Le immagini vengono confrontate nel tempo per individuare variazioni sospette nel colore delle foglie. Nicole Guinn, vulcanologa dell’Università di Houston, ha impiegato questi dati per monitorare l’Etna, in Sicilia, ottenendo risultati promettenti. In parallelo, il climatologo Josh Fisher ha verificato sul campo, nel marzo 2025, che le foglie raccolte nei pressi del vulcano Rincon de la Vieja in Costa Rica mostravano livelli elevati di CO₂ coerenti con quanto osservato dai satelliti.
Tradizionalmente, misurare l’anidride carbonica emessa dai vulcani richiedeva spedizioni in loco, spesso ostacolate da condizioni impervie. Con più di 1.300 vulcani attivi nel mondo, molti situati in zone isolate, il monitoraggio attraverso la vegetazione rappresenta un’alternativa più accessibile e meno rischiosa. Anche se la CO₂ è difficile da rilevare direttamente dallo spazio, i cambiamenti negli alberi possono fungere da indicatori indiretti ma efficaci.
Questo approccio, però, non è privo di limiti, poiché non tutti i vulcani presentano un’adeguata copertura arborea, inoltre fattori come piogge intense o malattie delle piante possono alterare i segnali. Nonostante ciò, esempi passati dimostrano l’utilità di sistemi integrati di sorveglianza. Nel 2017, i sensori installati attorno al vulcano Mayon, nelle Filippine, hanno permesso di anticipare un’eruzione imminente. Le evacuazioni consigliate in tempo hanno salvato oltre 56.000 persone.

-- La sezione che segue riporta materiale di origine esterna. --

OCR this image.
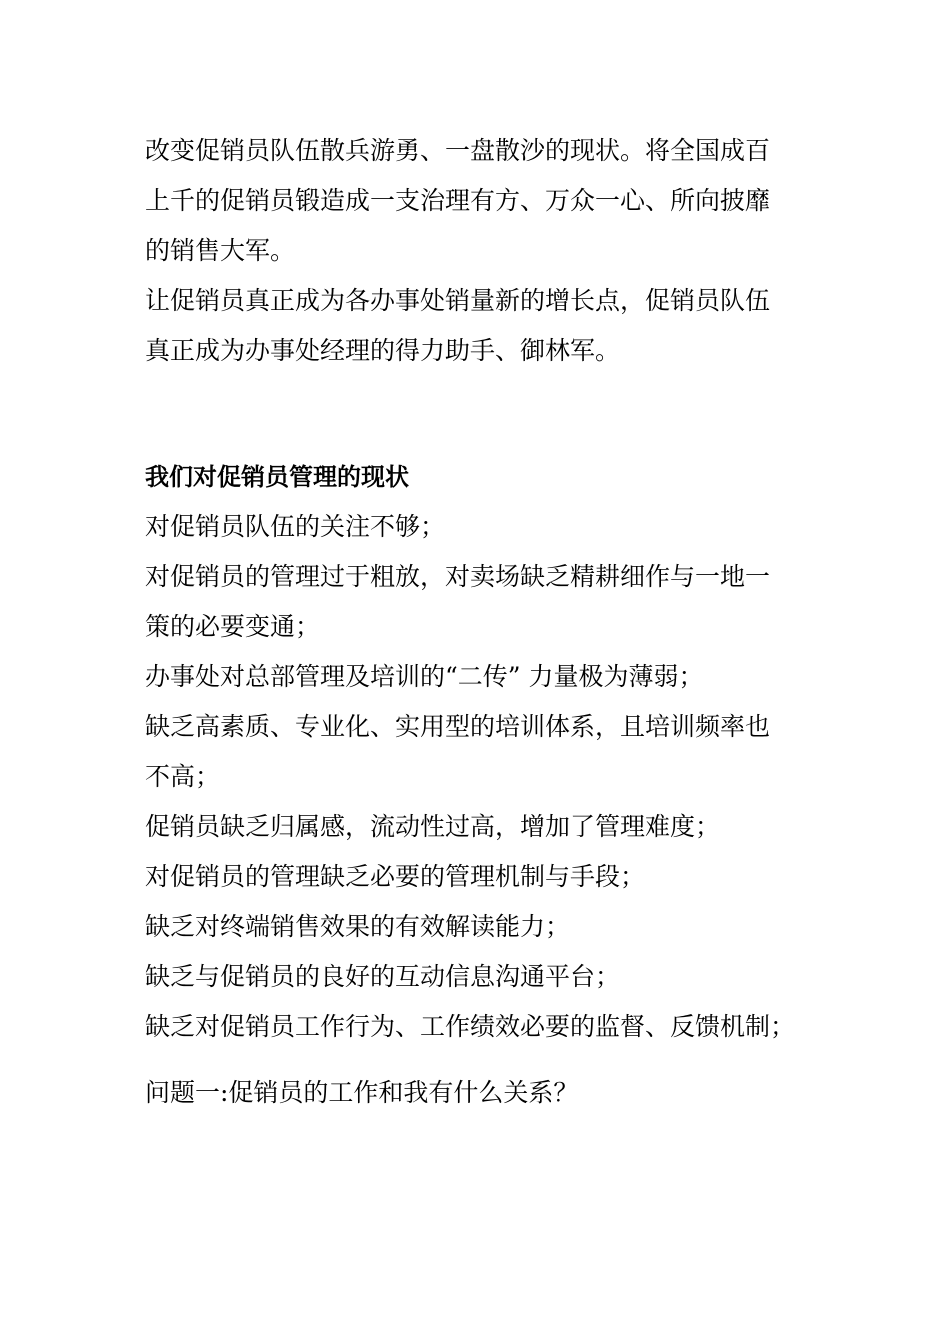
改变促销员队伍散兵游勇、一盘散沙的现状。将全国成百

上千的促销员锻造成一支治理有方、万众一心、所向披靡

的销售大军。

让促销员真正成为各办事处销量新的增长点，促销员队伍

真正成为办事处经理的得力助手、御林军。

我们对促销员管理的现状

对促销员队伍的关注不够；

对促销员的管理过于粗放，对卖场缺乏精耕细作与一地一

策的必要变通；

办事处对总部管理及培训的“二传” 力量极为薄弱；

缺乏高素质、专业化、实用型的培训体系，且培训频率也

不高；

促销员缺乏归属感，流动性过高，增加了管理难度；

对促销员的管理缺乏必要的管理机制与手段；

缺乏对终端销售效果的有效解读能力；

缺乏与促销员的良好的互动信息沟通平台；

缺乏对促销员工作行为、工作绩效必要的监督、反馈机制；

问题一:促销员的工作和我有什么关系？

Florian Schwandner, responsabile della Divisione di Scienze della Terra presso l’Ames Research Center della NASA, sottolinea che non esiste un unico segnale perfetto per prevedere le eruzioni. Tuttavia, affinare metodi come l’analisi delle risposte vegetali può contribuire a migliorare i tempi di allerta e a salvare vite. “L’obiettivo è migliorare i sistemi già esistenti, renderli più veloci e precisi”, ha dichiarato.
In un mondo in cui il 10% della popolazione vive vicino a vulcani attivi, ogni strumento utile a guadagnare anche solo qualche ora di preavviso potrebbe fare una differenza enorme. Ed è curioso pensare che, tra sensori e satelliti, siano proprio gli alberi a dare il primo segnale d’allarme.